After 15 years in power as prime minister and president, Recep Tayyip Erdogan’s Turkey finds itself in crisis today, as an indebted country with a growth model that was fueled by “cheap money,” a recent report suggests.
An analysis by Bloomberg looking into what fueled Turkey’s debt crisis stated that Turkey’s economy roared into 2018 with growth rates that took the world by storm -- as well as “vulnerabilities that had been building over years.”
“And then it crashed, suffering a classic run on its currency and a brutal credit crunch,” the Bloomberg report said.
While during all these years Erdogan won every national and local election, on the notion of rising living standards, year “2018 was the when his growth model, fueled above all by cheap money, finally ran out of road,” the report said.
In the early years, the report says demand was booming and foreign capital poured in, which has contributed to a stronger lira.
Also, cheaper borrowing helped businesses; loans and credits with low interest rates. A stable economy under Erdogan reduced inflation, and credit flowed.

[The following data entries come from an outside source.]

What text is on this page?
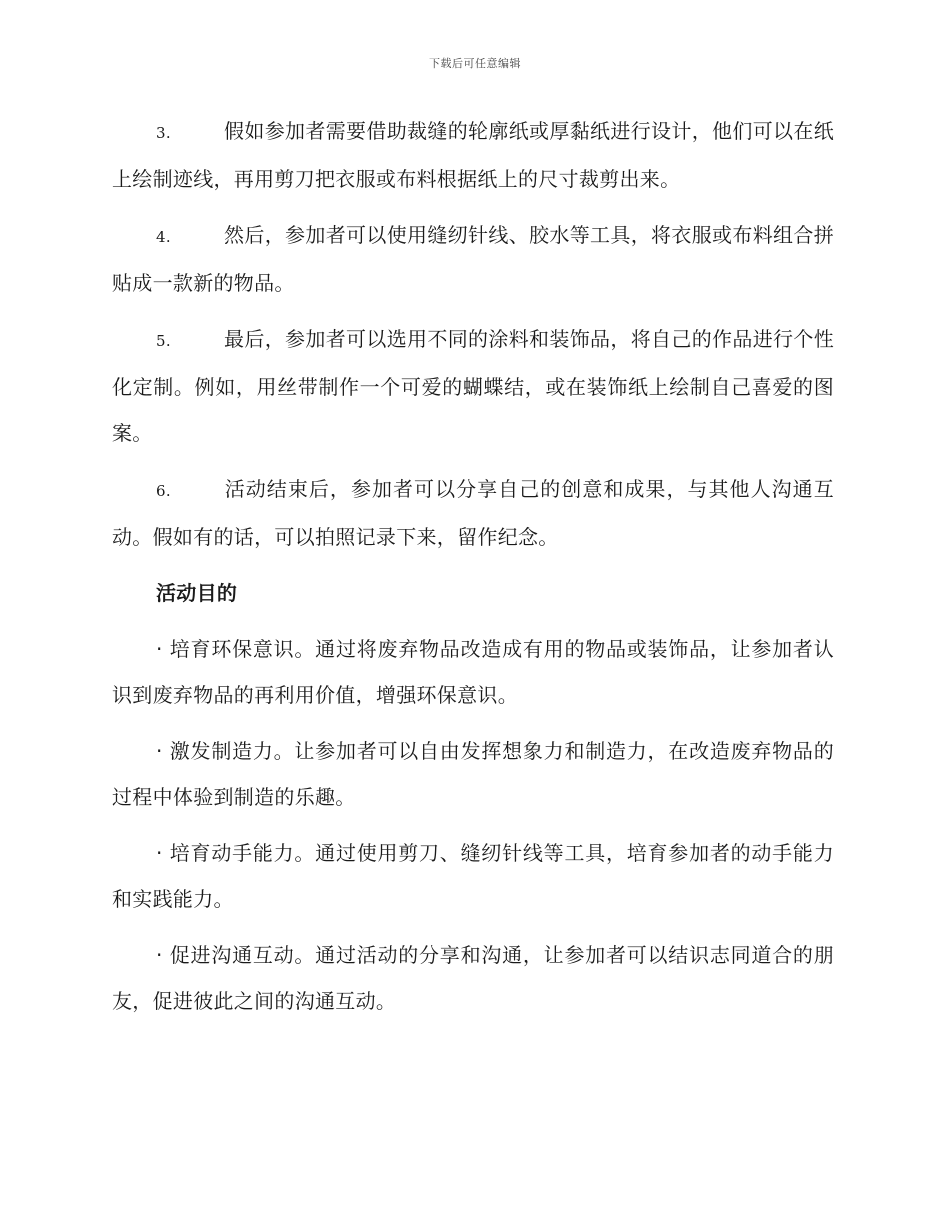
下载后可任意编辑

3.	假如参加者需要借助裁缝的轮廓纸或厚黏纸进行设计，他们可以在纸上绘制迹线，再用剪刀把衣服或布料根据纸上的尺寸裁剪出来。

4.	然后，参加者可以使用缝纫针线、胶水等工具，将衣服或布料组合拼贴成一款新的物品。

5.	最后，参加者可以选用不同的涂料和装饰品，将自己的作品进行个性化定制。例如，用丝带制作一个可爱的蝴蝶结，或在装饰纸上绘制自己喜爱的图案。

6.	活动结束后，参加者可以分享自己的创意和成果，与其他人沟通互动。假如有的话，可以拍照记录下来，留作纪念。

活动目的

· 培育环保意识。通过将废弃物品改造成有用的物品或装饰品，让参加者认识到废弃物品的再利用价值，增强环保意识。

· 激发制造力。让参加者可以自由发挥想象力和制造力，在改造废弃物品的过程中体验到制造的乐趣。

· 培育动手能力。通过使用剪刀、缝纫针线等工具，培育参加者的动手能力和实践能力。

· 促进沟通互动。通过活动的分享和沟通，让参加者可以结识志同道合的朋友，促进彼此之间的沟通互动。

However, “keeping the taps open would later become a fixation for the president,” the report suggested.
“Turkish companies were expanding their horizons—and piling on debt.”
Hundreds of companies, including some of the country’s biggest corporate names, are struggling to contain the fallout and the Turkish government and banks are still seeking ways on how to help them.
“Crucially, Turkish business did a lot of its borrowing in dollars and euros. However hard Erdogan pushed his central bank, lira rates were never going to match the historic lows on offer in the rich world after 2008.
“Foreign-currency loans were cheaper—but for businesses that earned in liras, they represented a risk.”
The crisis in Turkey is different from ones that affected other countries that involved government-burrowing debt. Public debt has fallen under Erdogan, while private debt soared, the report states.

“After watching his predecessors get wiped out by a fiscal crisis, Erdogan has kept government finances tight. Public debt has fallen sharply as a share of the economy. But it’s been replaced, as the driver of growth, by private debt—and that required easy money.”
Though Erdogan has finally “relented and authorized the biggest interest-rate increase”, this has succeeded in halting the currency rout from escalation, “but the damage is still filtering through the banking system.”
With Turkish companies have a growing FX shortfall, the government has set up a Credit Guarantee Fund to absorb a portion of the lender’s losses on the loans.
“More radical steps may be needed, with some investors calling for a bank recapitalization program to be financed by taxpayers and shareholders.
“Optimists say Turkey’s economy will emerge leaner and fitter, and they point out some upside: the country’s longstanding external deficit has turned to a surplus, as the currency slump priced imports out of the market and made exports competitive.
“It’s likely to be a painful cure, though.”